Docvert expects you to start an internal daemon to manage office application calls. This was managed in Version 4, but in 5.0 you have to do it yourself. The command is something like
sudo /usr/bin/soffice -headless -norestore -nologo -norestore -nofirststartwizard -accept="socket,port=2002;urp;" &
... but the distribution should probably include the old /etc/init.d/docvert-converter script instead.
TODO - add a startup script to make this service always available on your machine, or it will not be there after the next restart.
Eventually, I did get a working result from Docvert 5, but have been unable to get it ALL going since some OS upgrades. :-()
For troubleshooting, it's probably best to look at http://holloway.co.nz/docvert/ or the docs that come with the package, usually found at /usr/share/docvert/doc
Debug the server directly first, if it's not working through the supplied Web UI, you won't have any luck with the Drupal module.
If the Web UI isn't working, next try running it from the commandline directly on the machine, there is a docvert-cli.py script that is intended to be called directly, or you can call the internal pyodconverter.py script like so:
/usr/share/docvert/core/lib/pyodconverter/pyodconverter.py /usr/share/docvert/doc/sample/sample-document.doc /tmp/sample.zip
Depending on dozens of reasons, your network may not co-operate with port 8080. You may have to ensure that it's open to the firewall etc, or you may have other things running there. The python script does not (yet) provide an option to change it, so the code must be tweaked. The following patch should do that for you, if you are not already running a webserver on that machine and you want the Python service to just take over port 80 (HTTP)
sudo sed -i s/port=8080/port=80/ /usr/share/docvert/docvert-web.py
You should probably only do this on a dedicated appliance.
By default, the service binds only to 'localhost' at the beginning. That's OK when testing directly on the machine, but if we want to talk to it from the Drupal server, that's not good enough.'
sudo sed -i s/host=\'localhost\'/host=\'0.0.0.0\'/ /usr/share/docvert/docvert-web.py
Will make it listen to any requests, no matter what you call the server. You should probably only do this on a dedicated appliance.

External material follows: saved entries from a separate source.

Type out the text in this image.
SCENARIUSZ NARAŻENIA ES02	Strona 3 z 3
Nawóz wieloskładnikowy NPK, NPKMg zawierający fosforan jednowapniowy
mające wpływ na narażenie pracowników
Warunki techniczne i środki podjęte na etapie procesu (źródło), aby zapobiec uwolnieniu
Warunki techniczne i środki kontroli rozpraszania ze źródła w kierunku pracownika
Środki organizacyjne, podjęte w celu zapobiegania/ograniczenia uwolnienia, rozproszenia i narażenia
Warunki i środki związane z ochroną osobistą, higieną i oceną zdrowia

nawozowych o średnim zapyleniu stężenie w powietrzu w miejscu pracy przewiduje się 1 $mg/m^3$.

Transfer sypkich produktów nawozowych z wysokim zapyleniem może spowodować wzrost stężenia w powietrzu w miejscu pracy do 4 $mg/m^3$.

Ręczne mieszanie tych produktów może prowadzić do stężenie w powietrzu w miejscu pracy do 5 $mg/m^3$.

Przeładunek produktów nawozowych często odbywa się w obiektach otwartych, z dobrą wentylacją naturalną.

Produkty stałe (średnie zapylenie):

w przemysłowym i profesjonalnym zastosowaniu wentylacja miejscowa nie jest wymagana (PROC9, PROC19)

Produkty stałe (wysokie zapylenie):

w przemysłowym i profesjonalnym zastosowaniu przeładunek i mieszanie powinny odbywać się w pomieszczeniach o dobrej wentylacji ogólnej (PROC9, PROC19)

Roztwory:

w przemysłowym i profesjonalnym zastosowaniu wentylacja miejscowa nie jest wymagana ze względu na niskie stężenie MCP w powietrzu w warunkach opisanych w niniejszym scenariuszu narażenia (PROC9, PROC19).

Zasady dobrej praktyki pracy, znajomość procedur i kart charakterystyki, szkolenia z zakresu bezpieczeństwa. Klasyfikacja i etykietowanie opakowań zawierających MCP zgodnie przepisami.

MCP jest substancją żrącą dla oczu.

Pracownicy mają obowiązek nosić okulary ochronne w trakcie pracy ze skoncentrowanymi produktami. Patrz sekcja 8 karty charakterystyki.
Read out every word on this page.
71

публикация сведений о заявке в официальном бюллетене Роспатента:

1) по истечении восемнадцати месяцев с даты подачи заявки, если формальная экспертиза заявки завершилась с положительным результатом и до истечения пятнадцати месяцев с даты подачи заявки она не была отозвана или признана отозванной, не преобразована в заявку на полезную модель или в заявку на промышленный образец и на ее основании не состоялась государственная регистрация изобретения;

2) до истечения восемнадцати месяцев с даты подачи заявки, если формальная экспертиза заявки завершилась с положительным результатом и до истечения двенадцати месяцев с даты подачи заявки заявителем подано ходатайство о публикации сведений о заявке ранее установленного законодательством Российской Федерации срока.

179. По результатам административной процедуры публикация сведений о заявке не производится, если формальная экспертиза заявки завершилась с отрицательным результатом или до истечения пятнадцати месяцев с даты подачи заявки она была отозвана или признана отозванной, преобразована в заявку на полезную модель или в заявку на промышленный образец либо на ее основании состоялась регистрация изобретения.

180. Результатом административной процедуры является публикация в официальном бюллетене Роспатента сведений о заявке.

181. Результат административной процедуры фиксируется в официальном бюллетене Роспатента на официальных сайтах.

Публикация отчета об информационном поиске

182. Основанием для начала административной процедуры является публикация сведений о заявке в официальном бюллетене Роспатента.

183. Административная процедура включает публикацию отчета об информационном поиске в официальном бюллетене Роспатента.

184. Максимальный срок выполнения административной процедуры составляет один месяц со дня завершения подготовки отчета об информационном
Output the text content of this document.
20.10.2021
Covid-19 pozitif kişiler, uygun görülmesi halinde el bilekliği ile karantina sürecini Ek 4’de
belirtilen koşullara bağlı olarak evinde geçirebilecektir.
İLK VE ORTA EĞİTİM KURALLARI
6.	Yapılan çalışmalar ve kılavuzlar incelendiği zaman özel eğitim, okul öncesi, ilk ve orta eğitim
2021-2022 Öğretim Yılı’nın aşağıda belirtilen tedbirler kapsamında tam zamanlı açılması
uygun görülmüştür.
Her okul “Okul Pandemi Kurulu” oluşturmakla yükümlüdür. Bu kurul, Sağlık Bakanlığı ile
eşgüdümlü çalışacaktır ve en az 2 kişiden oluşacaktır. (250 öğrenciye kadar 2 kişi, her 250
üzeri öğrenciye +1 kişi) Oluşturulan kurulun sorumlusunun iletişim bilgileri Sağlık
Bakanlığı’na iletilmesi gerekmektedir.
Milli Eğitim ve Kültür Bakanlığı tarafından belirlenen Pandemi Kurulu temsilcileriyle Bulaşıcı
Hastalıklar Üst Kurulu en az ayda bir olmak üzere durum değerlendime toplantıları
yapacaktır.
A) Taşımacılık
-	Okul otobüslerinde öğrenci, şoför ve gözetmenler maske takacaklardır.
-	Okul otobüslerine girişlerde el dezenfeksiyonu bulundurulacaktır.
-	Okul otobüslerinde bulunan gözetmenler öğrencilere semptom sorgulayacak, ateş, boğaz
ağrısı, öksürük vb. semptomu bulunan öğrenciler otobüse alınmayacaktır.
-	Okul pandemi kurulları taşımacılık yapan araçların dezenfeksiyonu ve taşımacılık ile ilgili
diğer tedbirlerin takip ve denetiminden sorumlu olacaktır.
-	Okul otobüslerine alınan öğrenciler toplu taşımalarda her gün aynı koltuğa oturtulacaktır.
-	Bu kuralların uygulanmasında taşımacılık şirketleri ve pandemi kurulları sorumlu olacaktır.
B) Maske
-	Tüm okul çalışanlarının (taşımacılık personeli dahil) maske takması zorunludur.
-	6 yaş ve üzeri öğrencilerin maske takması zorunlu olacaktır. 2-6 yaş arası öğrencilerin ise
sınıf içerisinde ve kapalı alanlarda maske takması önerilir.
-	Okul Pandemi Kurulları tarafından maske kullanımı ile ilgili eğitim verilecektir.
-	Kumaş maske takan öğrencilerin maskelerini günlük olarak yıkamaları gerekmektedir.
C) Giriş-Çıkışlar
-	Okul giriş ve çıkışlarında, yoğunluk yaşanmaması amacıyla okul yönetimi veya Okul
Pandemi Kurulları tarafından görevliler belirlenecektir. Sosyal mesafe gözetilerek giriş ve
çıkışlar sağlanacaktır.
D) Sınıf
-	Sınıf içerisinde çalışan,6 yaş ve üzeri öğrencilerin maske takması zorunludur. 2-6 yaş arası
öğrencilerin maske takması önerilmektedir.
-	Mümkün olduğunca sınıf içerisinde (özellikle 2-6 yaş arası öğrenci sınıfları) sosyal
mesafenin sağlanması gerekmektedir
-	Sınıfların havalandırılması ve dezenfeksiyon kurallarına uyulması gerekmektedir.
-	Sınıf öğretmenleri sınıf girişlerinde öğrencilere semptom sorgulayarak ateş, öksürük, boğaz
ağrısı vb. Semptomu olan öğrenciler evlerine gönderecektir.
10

This seems to keep re-appearing on the original Version 4 Try running
/usr/share/docvert/core/lib/pyodconverter/pyodconverter.py /usr/share/docvert/doc/sample/sample-document.doc /tmp/sample.zip
to see if the commandline works at all. Despite the messages, it seems is really caused by permissions, in this case "file:///tmp/docvert-547854/" being an URL that is not writable.
Means we need to
sudo /etc/init.d/docvert-converter start
Seen on the python server if using one of the sample pipelines or the self-test. Fix, unknown.